To make unprivileged containers work, LXC interacts with 3 pieces of setuid code:

  • lxc-user-nic (setuid helper to create a veth pair and bridge it on the host)
  • newuidmap (from the shadow package, sets up a uid map)
  • newgidmap (from the shadow package, sets up a gid map)

Everything else is run as your own user or as a uid which your user owns.

As a result, most security issues (container escape, resource abuse, ...) in those containers will apply just as well to a random unprivileged user and so would be a generic kernel security bug rather than a LXC issue.

LXC upstream is happy to help track such security issue and get in touch with the Linux kernel community to have them resolved as quickly as possible.

Potential DoS attacks

LXC doesn't pretend to prevent DoS attacks by default. When running multiple untrusted containers or when allowing untrusted users to run containers, one should keep a few things in mind and update their configuration accordingly:

Cgroup limits

LXC inherits cgroup limits from its parent, on my Linux distribution, there are no real limits set. As a result, a user in a container can reasonably easily DoS the host by running a fork bomb, by using all the system's memory or creating network interfaces until the kernel runs out of memory.

This can be mitigated by either setting the relevant lxc.cgroup configuration entries (memory, cpu and pids) or by making sure that the parent user is placed in appropriately configured cgroups at login time.

User limits

As with cgroups, the parent's limit is inherited so unprivileged containers cannot have ulimits set to values higher than their parent.

However there is one thing that's worth keeping in mind, ulimits are as their name suggest, tied to a uid at the kernel level. That's a global kernel uid, not a uid inside a user namespace.

That means that if two containers share through identical or overlapping id maps, a common kernel uid, then they also share limits, meaning that a user in a first container can effectively DoS the same user in another container.

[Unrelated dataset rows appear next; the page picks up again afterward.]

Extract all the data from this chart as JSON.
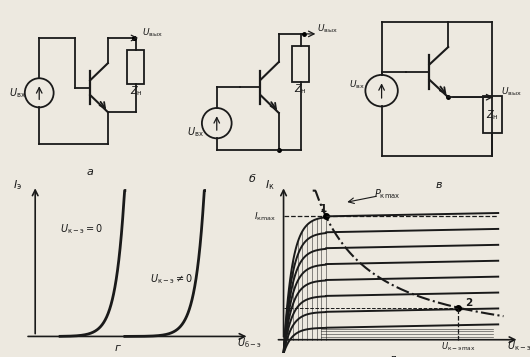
{
  "bg_color": "#ede9e0",
  "line_color": "#1a1a1a",
  "label_a": "a",
  "label_b": "б",
  "label_v": "в",
  "label_g": "г",
  "label_d": "д",
  "Uvx": "U_{вх}",
  "Uvyx": "U_{вых}",
  "Zn": "Z_{н}",
  "graph_g_y": "I_{э}",
  "graph_g_x": "U_{б-э}",
  "curve1_label": "U_{к-э}=0",
  "curve2_label": "U_{к-э}\\neq 0",
  "graph_d_y": "I_{к}",
  "graph_d_x": "U_{к-э}",
  "Pkmax": "P_{кmax}",
  "IKmax": "I_{кmax}",
  "UKEmax": "U_{к-эmax}",
  "lbl1": "1",
  "lbl2": "2"
}
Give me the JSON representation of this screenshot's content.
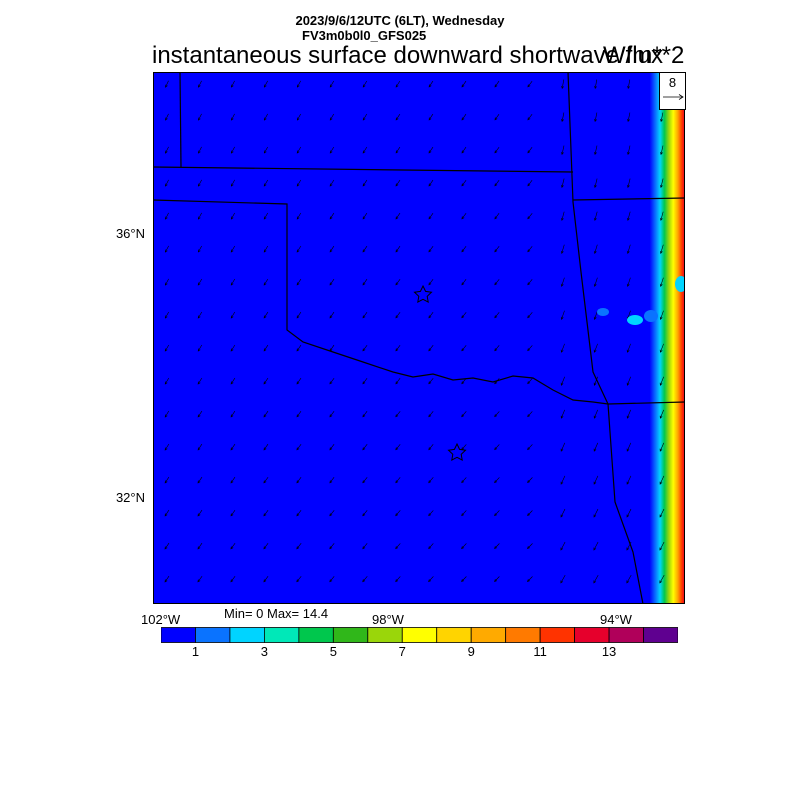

To prevent this, untrusted users or containers ought to have entirely separate id maps (ideally of 65536 uids and gids each).

Shared network bridges

LXC sets up basic level 2 connectivity for its containers. As a convenience it also provides one default bridge on the system.

As a container connected to a bridge can transmit any level 2 traffic that it wishes, it can effectively do MAC or IP spoofing on the bridge.

When running untrusted containers or when allowing untrusted users to run containers, one should ideally create one bridge per user or per group of untrusted containers and configure /etc/lxc/lxc-usernet such that users may only use the bridges that they have been allocated.

Reporting security issues

To ensure security issues can be fixed as quickly as possible and simultaneously in all Linux distributions, issues should be reported either:

We will then confirm the security issue, come up with fixes against all supported releases, provide you those patches for testing and then get a CVE assigned as well as a coordinated release date for you and the Linux distribution community.